The defense will be broadcasted live on Youtube: https://youtu.be/9kPjm6yERMM
– Alexandre TERMIER (Professor) University Rennes 1 Rennes
– Sarah COHEN-BOULAKIA (Professor) LRI Orsay
– Fabrice CHATONNET (IR) CHU Rennes
– Olivier DAMERON (Professor) University Rennes 1 Rennes
– Anne SIEGEL (DR CNRS) IRISA Rennes
– Thierry FEST (PU-PH) INSERM / CHU Rennes
Regulatory networks inference from heterogeneous data is a computational step aiming at identifying key regulators involved in differentiation processes leading to cancer. In this thesis I focus on B cell differentiation, from which follicular lymphoma emerges. The first contribution outlines the reproducibility and reusability limitations of a state-of-the-art method for network inference from genomic data.
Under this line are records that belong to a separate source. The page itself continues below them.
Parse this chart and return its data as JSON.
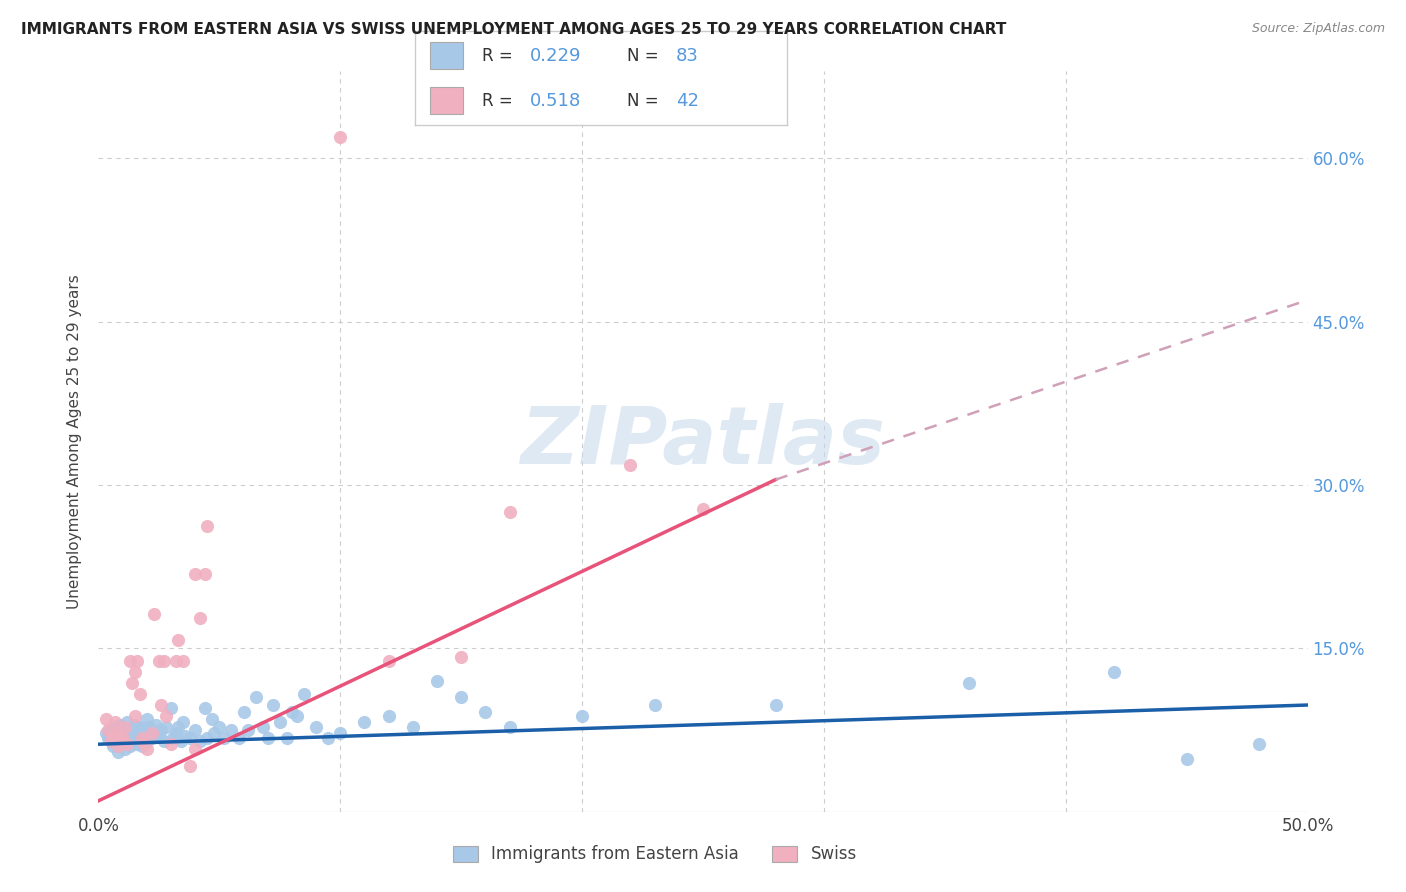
{
  "title": "IMMIGRANTS FROM EASTERN ASIA VS SWISS UNEMPLOYMENT AMONG AGES 25 TO 29 YEARS CORRELATION CHART",
  "source": "Source: ZipAtlas.com",
  "ylabel": "Unemployment Among Ages 25 to 29 years",
  "xlim": [
    0.0,
    0.5
  ],
  "ylim": [
    0.0,
    0.68
  ],
  "yticks": [
    0.0,
    0.15,
    0.3,
    0.45,
    0.6
  ],
  "ytick_labels": [
    "",
    "15.0%",
    "30.0%",
    "45.0%",
    "60.0%"
  ],
  "xticks": [
    0.0,
    0.1,
    0.2,
    0.3,
    0.4,
    0.5
  ],
  "xtick_labels": [
    "0.0%",
    "",
    "",
    "",
    "",
    "50.0%"
  ],
  "legend_label1": "Immigrants from Eastern Asia",
  "legend_label2": "Swiss",
  "color_blue": "#a8c8e8",
  "color_pink": "#f0b0c0",
  "line_blue": "#1a5fa8",
  "line_pink": "#e8537a",
  "line_dashed_color": "#d0a0b8",
  "scatter_blue": [
    [
      0.003,
      0.072
    ],
    [
      0.004,
      0.068
    ],
    [
      0.005,
      0.075
    ],
    [
      0.006,
      0.06
    ],
    [
      0.007,
      0.065
    ],
    [
      0.007,
      0.078
    ],
    [
      0.008,
      0.07
    ],
    [
      0.008,
      0.055
    ],
    [
      0.009,
      0.08
    ],
    [
      0.009,
      0.062
    ],
    [
      0.01,
      0.065
    ],
    [
      0.01,
      0.075
    ],
    [
      0.011,
      0.058
    ],
    [
      0.011,
      0.072
    ],
    [
      0.012,
      0.068
    ],
    [
      0.012,
      0.082
    ],
    [
      0.013,
      0.07
    ],
    [
      0.013,
      0.06
    ],
    [
      0.014,
      0.075
    ],
    [
      0.014,
      0.065
    ],
    [
      0.015,
      0.08
    ],
    [
      0.015,
      0.068
    ],
    [
      0.016,
      0.072
    ],
    [
      0.016,
      0.062
    ],
    [
      0.017,
      0.078
    ],
    [
      0.017,
      0.065
    ],
    [
      0.018,
      0.07
    ],
    [
      0.018,
      0.06
    ],
    [
      0.019,
      0.075
    ],
    [
      0.02,
      0.085
    ],
    [
      0.02,
      0.065
    ],
    [
      0.021,
      0.078
    ],
    [
      0.022,
      0.068
    ],
    [
      0.023,
      0.072
    ],
    [
      0.024,
      0.08
    ],
    [
      0.025,
      0.07
    ],
    [
      0.026,
      0.075
    ],
    [
      0.027,
      0.065
    ],
    [
      0.028,
      0.078
    ],
    [
      0.03,
      0.095
    ],
    [
      0.031,
      0.068
    ],
    [
      0.032,
      0.072
    ],
    [
      0.033,
      0.078
    ],
    [
      0.034,
      0.065
    ],
    [
      0.035,
      0.082
    ],
    [
      0.036,
      0.07
    ],
    [
      0.038,
      0.068
    ],
    [
      0.04,
      0.075
    ],
    [
      0.042,
      0.065
    ],
    [
      0.044,
      0.095
    ],
    [
      0.045,
      0.068
    ],
    [
      0.047,
      0.085
    ],
    [
      0.048,
      0.072
    ],
    [
      0.05,
      0.078
    ],
    [
      0.052,
      0.068
    ],
    [
      0.055,
      0.075
    ],
    [
      0.058,
      0.068
    ],
    [
      0.06,
      0.092
    ],
    [
      0.062,
      0.075
    ],
    [
      0.065,
      0.105
    ],
    [
      0.068,
      0.078
    ],
    [
      0.07,
      0.068
    ],
    [
      0.072,
      0.098
    ],
    [
      0.075,
      0.082
    ],
    [
      0.078,
      0.068
    ],
    [
      0.08,
      0.092
    ],
    [
      0.082,
      0.088
    ],
    [
      0.085,
      0.108
    ],
    [
      0.09,
      0.078
    ],
    [
      0.095,
      0.068
    ],
    [
      0.1,
      0.072
    ],
    [
      0.11,
      0.082
    ],
    [
      0.12,
      0.088
    ],
    [
      0.13,
      0.078
    ],
    [
      0.14,
      0.12
    ],
    [
      0.15,
      0.105
    ],
    [
      0.16,
      0.092
    ],
    [
      0.17,
      0.078
    ],
    [
      0.2,
      0.088
    ],
    [
      0.23,
      0.098
    ],
    [
      0.28,
      0.098
    ],
    [
      0.36,
      0.118
    ],
    [
      0.42,
      0.128
    ],
    [
      0.45,
      0.048
    ],
    [
      0.48,
      0.062
    ]
  ],
  "scatter_pink": [
    [
      0.003,
      0.085
    ],
    [
      0.004,
      0.075
    ],
    [
      0.005,
      0.065
    ],
    [
      0.006,
      0.07
    ],
    [
      0.007,
      0.082
    ],
    [
      0.008,
      0.06
    ],
    [
      0.008,
      0.072
    ],
    [
      0.009,
      0.065
    ],
    [
      0.01,
      0.068
    ],
    [
      0.011,
      0.078
    ],
    [
      0.012,
      0.062
    ],
    [
      0.013,
      0.138
    ],
    [
      0.014,
      0.118
    ],
    [
      0.015,
      0.128
    ],
    [
      0.015,
      0.088
    ],
    [
      0.016,
      0.138
    ],
    [
      0.017,
      0.108
    ],
    [
      0.018,
      0.068
    ],
    [
      0.019,
      0.062
    ],
    [
      0.02,
      0.058
    ],
    [
      0.022,
      0.072
    ],
    [
      0.023,
      0.182
    ],
    [
      0.025,
      0.138
    ],
    [
      0.026,
      0.098
    ],
    [
      0.027,
      0.138
    ],
    [
      0.028,
      0.088
    ],
    [
      0.03,
      0.062
    ],
    [
      0.032,
      0.138
    ],
    [
      0.033,
      0.158
    ],
    [
      0.035,
      0.138
    ],
    [
      0.038,
      0.042
    ],
    [
      0.04,
      0.058
    ],
    [
      0.04,
      0.218
    ],
    [
      0.042,
      0.178
    ],
    [
      0.044,
      0.218
    ],
    [
      0.045,
      0.262
    ],
    [
      0.1,
      0.62
    ],
    [
      0.12,
      0.138
    ],
    [
      0.15,
      0.142
    ],
    [
      0.17,
      0.275
    ],
    [
      0.22,
      0.318
    ],
    [
      0.25,
      0.278
    ]
  ],
  "trendline_blue": {
    "x_start": 0.0,
    "y_start": 0.062,
    "x_end": 0.5,
    "y_end": 0.098
  },
  "trendline_pink": {
    "x_start": 0.0,
    "y_start": 0.01,
    "x_end": 0.28,
    "y_end": 0.305
  },
  "trendline_pink_dash": {
    "x_start": 0.28,
    "y_start": 0.305,
    "x_end": 0.5,
    "y_end": 0.47
  },
  "watermark": "ZIPatlas",
  "background_color": "#ffffff",
  "grid_color": "#cccccc",
  "tick_color": "#5599dd",
  "title_color": "#222222",
  "label_color": "#444444",
  "source_color": "#888888"
}
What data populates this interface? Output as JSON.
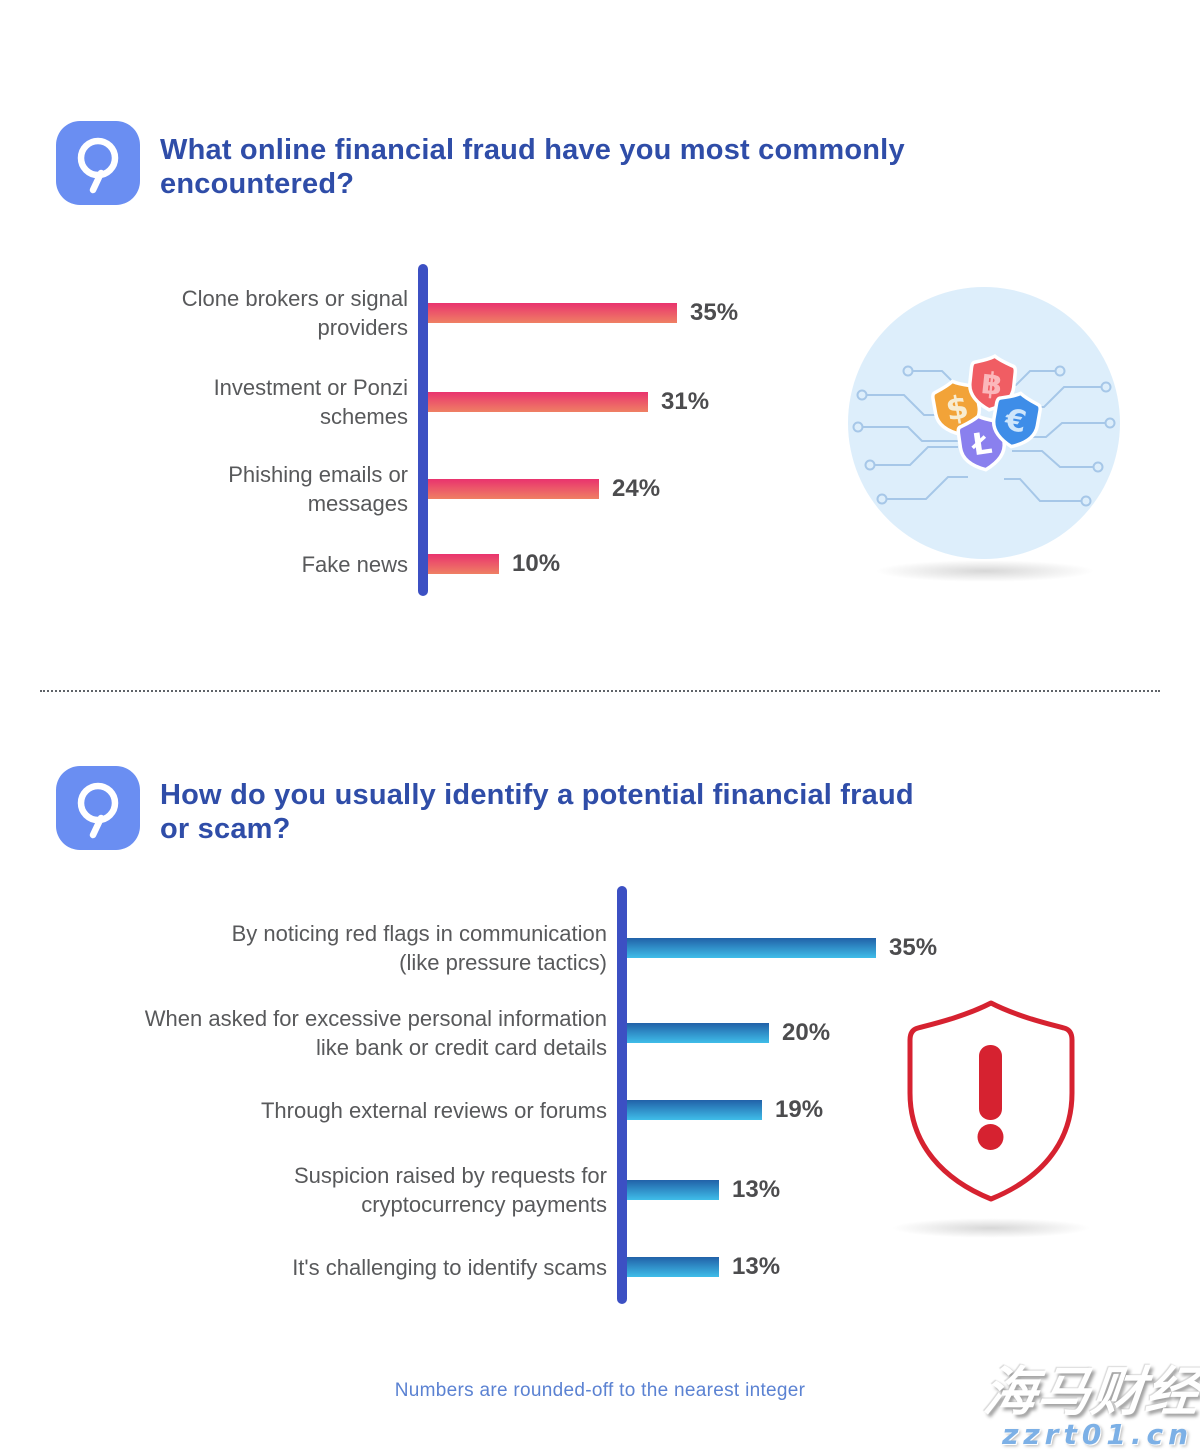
{
  "q1": {
    "icon": "magnifier-q-icon",
    "title": "What online financial fraud have you most commonly\nencountered?",
    "illustration": {
      "name": "currency-shields-circuit",
      "background_circle_color": "#ddeefb",
      "circuit_line_color": "#a6c7e8",
      "shields": [
        {
          "symbol": "$",
          "color": "#f2a338",
          "name": "dollar-shield"
        },
        {
          "symbol": "฿",
          "color": "#f05d63",
          "name": "bitcoin-shield"
        },
        {
          "symbol": "€",
          "color": "#3e8de8",
          "name": "euro-shield"
        },
        {
          "symbol": "Ł",
          "color": "#8a80ee",
          "name": "litecoin-shield"
        }
      ]
    }
  },
  "q2": {
    "icon": "magnifier-q-icon",
    "title": "How do you usually identify a potential financial fraud\nor scam?",
    "illustration": {
      "name": "alert-shield",
      "outline_color": "#d62230",
      "symbol": "exclamation-mark"
    }
  },
  "chart_data": [
    {
      "type": "bar",
      "orientation": "horizontal",
      "title": "What online financial fraud have you most commonly encountered?",
      "categories": [
        "Clone brokers or signal\nproviders",
        "Investment or Ponzi\nschemes",
        "Phishing emails or\nmessages",
        "Fake news"
      ],
      "values": [
        35,
        31,
        24,
        10
      ],
      "data_labels": [
        "35%",
        "31%",
        "24%",
        "10%"
      ],
      "unit": "%",
      "xlim": [
        0,
        40
      ],
      "grid": false,
      "legend": false,
      "bar_gradient": [
        "#e9336e",
        "#ef8064"
      ],
      "axis_color": "#3c50c3",
      "label_color": "#58595b",
      "value_color": "#4c4c4e"
    },
    {
      "type": "bar",
      "orientation": "horizontal",
      "title": "How do you usually identify a potential financial fraud or scam?",
      "categories": [
        "By noticing red flags in communication\n(like pressure tactics)",
        "When asked for excessive personal information\nlike bank or credit card details",
        "Through external reviews or forums",
        "Suspicion raised by requests for\ncryptocurrency payments",
        "It's challenging to identify scams"
      ],
      "values": [
        35,
        20,
        19,
        13,
        13
      ],
      "data_labels": [
        "35%",
        "20%",
        "19%",
        "13%",
        "13%"
      ],
      "unit": "%",
      "xlim": [
        0,
        40
      ],
      "grid": false,
      "legend": false,
      "bar_gradient": [
        "#2161a8",
        "#3fbde9"
      ],
      "axis_color": "#3c50c3",
      "label_color": "#58595b",
      "value_color": "#4c4c4e"
    }
  ],
  "footer": {
    "note": "Numbers are rounded-off to the nearest integer"
  },
  "watermark": {
    "line1": "海马财经",
    "line2": "zzrt01.cn"
  },
  "colors": {
    "title_blue": "#2f4da8",
    "question_icon_bg": "#6a8ef2",
    "footer_blue": "#5b82d2",
    "divider_gray": "#5f6368",
    "watermark_blue": "#7cb0e6"
  }
}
To overcome these limitations, I demonstrated that Semantic Web technologies can structure and integrate large-scale heterogeneous datasets in a systematic way. The original analysis workflow outputs could be reproduced as queries on a graph of data, which could itself be layered and enriched with public databases. This demonstrates the technical relevance of this approach and underlines its benefits in improving reusability and reproducibility. As a fourth contribution, a new method for network inference was designed to take expert knowledge into account – both to extend the previous framework to the analysis of smaller, closely-related datasets and to enrich the inferred networks with signs, therefore including inhibitory regulatory processes. Finally, the method was applied to B cell differentiation, leading to the discovery of 146 TF with potential large impact on the network.